Nel cuore di Vercelli, l’Abbazia di Sant’Andrea si erge come un palcoscenico dove passato e presente s’incontrano e sussurrano segreti noti solo a chi sa ascoltare. Datata al 1200, questa straordinaria fusione di stili romanici e gotici porta con sé tracce di mani che l’hanno edificata, modificata, e perfino deturpata nel corso dei secoli.
Passeggiare sotto il portico del chiostro è come attraversare un corridoio nel tempo. La sequenza di mattoni perfetti lungo le pareti cambia improvvisamente, rivelando una sezione di muratura evidentemente diversa. È come se qualcuno avesse strappato una pagina da un libro antico per inserirne una nuova, scritta con un inchiostro diverso e un carattere straniero.
Ma non è un’aggiunta, come potrebbe sembrare a prima vista.
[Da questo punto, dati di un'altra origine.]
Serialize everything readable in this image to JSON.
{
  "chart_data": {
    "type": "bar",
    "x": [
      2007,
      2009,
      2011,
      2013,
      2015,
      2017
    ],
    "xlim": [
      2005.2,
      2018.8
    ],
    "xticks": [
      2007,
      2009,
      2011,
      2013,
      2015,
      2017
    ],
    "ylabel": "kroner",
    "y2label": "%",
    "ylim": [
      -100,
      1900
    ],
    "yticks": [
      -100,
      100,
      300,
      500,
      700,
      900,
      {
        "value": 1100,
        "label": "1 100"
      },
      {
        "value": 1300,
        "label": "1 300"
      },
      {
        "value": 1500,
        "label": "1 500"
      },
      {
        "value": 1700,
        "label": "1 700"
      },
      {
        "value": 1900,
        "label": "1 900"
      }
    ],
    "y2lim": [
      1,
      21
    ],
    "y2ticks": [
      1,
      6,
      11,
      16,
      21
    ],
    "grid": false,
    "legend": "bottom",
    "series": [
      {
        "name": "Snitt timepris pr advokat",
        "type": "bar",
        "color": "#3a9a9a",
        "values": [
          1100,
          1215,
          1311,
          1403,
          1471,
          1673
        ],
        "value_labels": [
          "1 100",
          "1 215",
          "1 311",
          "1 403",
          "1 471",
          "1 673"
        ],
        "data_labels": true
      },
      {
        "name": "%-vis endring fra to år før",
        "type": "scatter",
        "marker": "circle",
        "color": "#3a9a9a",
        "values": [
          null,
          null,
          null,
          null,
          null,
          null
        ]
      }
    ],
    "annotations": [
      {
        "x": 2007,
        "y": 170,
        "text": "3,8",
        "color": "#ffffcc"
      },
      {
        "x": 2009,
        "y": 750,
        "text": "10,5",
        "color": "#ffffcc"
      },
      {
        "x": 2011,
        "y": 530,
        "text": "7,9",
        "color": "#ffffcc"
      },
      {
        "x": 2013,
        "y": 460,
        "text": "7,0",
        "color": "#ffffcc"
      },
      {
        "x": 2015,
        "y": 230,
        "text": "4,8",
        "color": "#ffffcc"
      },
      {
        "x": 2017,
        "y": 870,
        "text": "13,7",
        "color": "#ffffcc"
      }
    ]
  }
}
Piuttosto, è una sottrazione, un’assenza. C’era un tempo in cui un contrafforte imponente interrompeva il passaggio, come un vecchio custode che non vuole essere ignorato. Ma evidentemente, qualche abate passato ha deciso che era più un fastidio che una necessità. E così, con una decisione che quasi sfida la gravità, il contrafforte fu amputato alla base, lasciando la sua estremità superiore sospesa sopra l’arco come un fantasma di pietra.
Da quando ho scoperto questa anomalia, una sorta di timore reverenziale mi assale ogni volta che attraverso quel particolare tratto del portico. Mi fermo, alzo lo sguardo e per un istante penso all’irrevocabilità del tempo e alle scelte che alterano per sempre il volto di ciò che tocchiamo.
Forse è irrazionale, ma evito di passare proprio sotto quell’arco. Dopotutto, nel linguaggio silenzioso dell’architettura, non si sa mai quali segreti si nascondano e quali avvertimenti si celino nelle pieghe della storia.